Leo paused, his big head tilting to the side. His eyes gentled. “No. That’s for you to do. You got time. Why are you asking?”
Oh.
I gave a tight shrug. “Travis.”
Understanding dawned. “Ignore him. You know how he is. He wants to get a reaction from you.”
Yeah. I didn’t appreciate it.
Leo gave me a grin and motioned for the door. “Get out of my office, Montell. Go find Officer Hartman and do whatever you both need to do today.”
I gave him a mock salute, which he snorted at, and did just that.
Hearing Val’s tone, hearing the irritation from her, I knew exactly where she was and headed over to her office. She was on the phone but just setting it down. Seeing me, she wheeled back her chair. “Ready?”
Home visits. Not fun.
I clipped my head in a nod. “Ready.”
CHAPTER FIVE
TRACE
“She works at Katya?” The laughter in Ashton’s voice was barely contained.
He was reading a copy of the report our guy had put together in the last two days of following her. I’d gotten it earlier in the day, but that didn’t mean hearing it again was any less of a rub than when I’d first found out that she worked for me.
I made good money. Had a good life. And I slept with women when I wanted them, but it hadn’t always been like that. I’d had a steady girlfriend in high school and another one in college. I’d been faithful. Felt appropriate. If they were giving me their heart and body, I’d do the same. But I got older, and my dad’s “helping” in the family business was him “fucking it up,” and my uncle started calling me to take over and fix the mess my father always made.
I was tired of it. My uncle was tired of it.
But that part of my life began rearing up more and more, and I knew it wasn’t right to have another girlfriend, not in this life. It was too much with the two worlds already. So, casual sex or women who knew the score. They got dinner, drinks, a night where they felt important being on my arm, and I got sex with no strings. They were women who didn’t want a relationship, either, so it was a win-win for both of us.
But now, I wanted her, and for the first time in a long time, I was considering throwing out my rules.
For her.
But only one weekend. That was it. That was all I could take. Fuck her out of my system and move on, go back to my normal routine. All would be well then.

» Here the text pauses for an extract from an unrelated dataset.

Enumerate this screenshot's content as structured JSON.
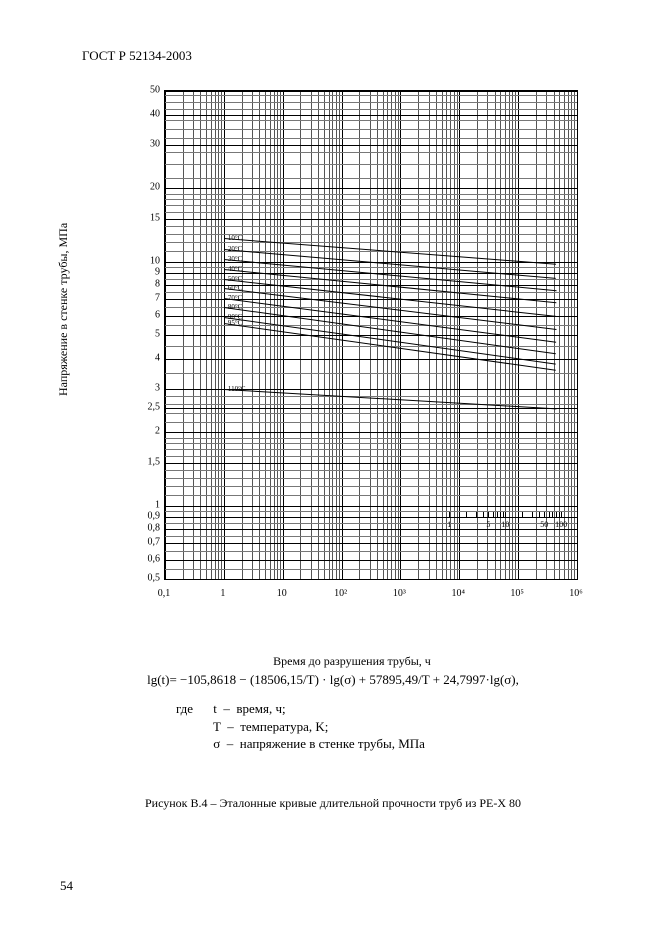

“You’re so screwed.” Ashton was back to laughing.
I gave him a dark look. “I have a gun in my drawer, you know.”
That made him laugh harder, and he leaned forward, shaking his head. “You want her to know you own Katya?”
“We own Katya.” It was our club, his and mine. Ashton had his family, too, similar to mine, but Katya was one of our endeavors that had no connection to either of our families. We wouldn’t allow it. If anyone tried to push in, it would be an internal war.
“Yeah, yeah. You know what I mean.”
Did I want her to know? No. “Call Anthony. Tell him the arrangements. I don’t want her to know, not yet.”
Ashton was pulling out his phone as my own began buzzing. It was our PI.
I answered. “You have something more on her?”
“She bowls.”
I frowned. “Bowls?”
“You wanted the file quick, so I didn’t get it in there, but every Sunday, her and her roommate go to Easter Lanes. It’s almost a religious event.”
That . . . was helpful. “When do they go?”
“They’re there by six, play till eight, and hang out till nine thirty.”
Easter Lanes. “Who owns the place?”
“Molly Easter. Bought it from her father, turned it around, and it’s doing well.”
“Who’s her father?”
“Shorty Easter, real name is Marcus. Gambler. He owes big to Ashton’s family.”
I glanced to Ashton as our PI was telling me this, and feeling my gaze, Ashton looked back to me. His eyebrow rose. “What?”